De quoi tu te caches
Un rêve au sujet de la dette. Je suis déjà en retard pour passer prendre le colis à la boulangerie, et les piétinements impatients des gardiens et des portiers qui, pourtant, me doivent le service, et que je vais payer, me harassent et me tourmentent. Enfin parvenu à retirer le colis, je dois me diriger avec la même angoisse vers le grand hall où se déroulent les festivités de ce soir, et pour lesquelles je suis aussi en retard. Tout le monde m’attend, et H attend le contenu de ce colis; je souffle péniblement en songeant aux grandes responsabilités cérémonieuses qui ne peuvent commencer sans notre présence.
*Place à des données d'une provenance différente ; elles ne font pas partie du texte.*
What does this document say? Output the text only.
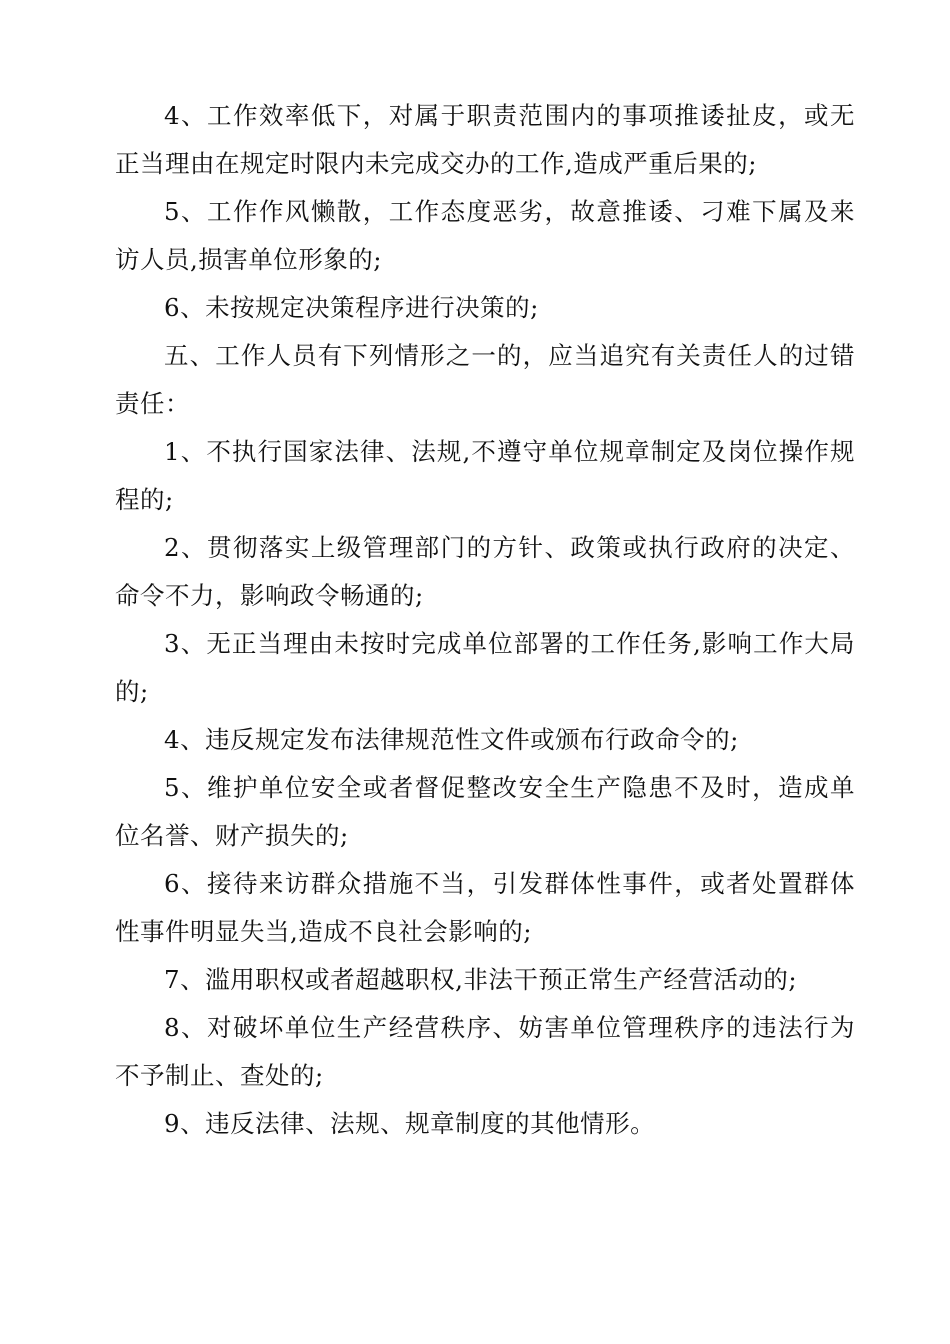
4、工作效率低下，对属于职责范围内的事项推诿扯皮，或无正当理由在规定时限内未完成交办的工作,造成严重后果的;

5、工作作风懒散，工作态度恶劣，故意推诿、刁难下属及来访人员,损害单位形象的;

6、未按规定决策程序进行决策的;

五、工作人员有下列情形之一的，应当追究有关责任人的过错责任：

1、不执行国家法律、法规,不遵守单位规章制定及岗位操作规程的;

2、贯彻落实上级管理部门的方针、政策或执行政府的决定、命令不力，影响政令畅通的;

3、无正当理由未按时完成单位部署的工作任务,影响工作大局的;

4、违反规定发布法律规范性文件或颁布行政命令的;

5、维护单位安全或者督促整改安全生产隐患不及时，造成单位名誉、财产损失的;

6、接待来访群众措施不当，引发群体性事件，或者处置群体性事件明显失当,造成不良社会影响的;

7、滥用职权或者超越职权,非法干预正常生产经营活动的;

8、对破坏单位生产经营秩序、妨害单位管理秩序的违法行为不予制止、查处的;

9、违反法律、法规、规章制度的其他情形。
Parvenu au milieu de la foule, je dois me résoudre à ce que cette dernière certitude, qui rendait mon angoisse habitable et presque justifiée, tombe en miettes : la soirée bat son plein et je me retrouve embarrassé de tous mes efforts, soudainement devenus inutiles. L’idée que toute la pression dont j’ai été accablé au long de mes trajets soit aussi frappé d’inutilité, puisque la soirée se déroule très bien sans que je n’ai achevé aucune des tâches dont ce bon déroulement dépendait, ne parvient pas à me déculpabiliser. Je fuis le regard des musiciens et de leurs danseurs. Réfugié dans un grand amphithéâtre, accroché à mon colis absurde, pour ne pas affronter la bonté et la tendresse de Vincenzo, je vois qui s’élabore en moi l’histoire fantastique d’une vaste conspiration dont je ne serai qu’un pion, mais qui me redonne un rôle, celui de la révéler. Cette nouvelle place, qui est la mienne et que je n’ai pas choisie, apparentée au destin, meule ou atténue la hauteur sous plafond, l’angle du balancement des lustres, la cymbale des ceinturons, moi, mes responsabilités fuies des Cahiers, ces lettres en retard qui s’entassent sur des lettres, et le sens secret de ce gâteau au chocolat qui attache aux parois du colis et qu’H n’aura jamais.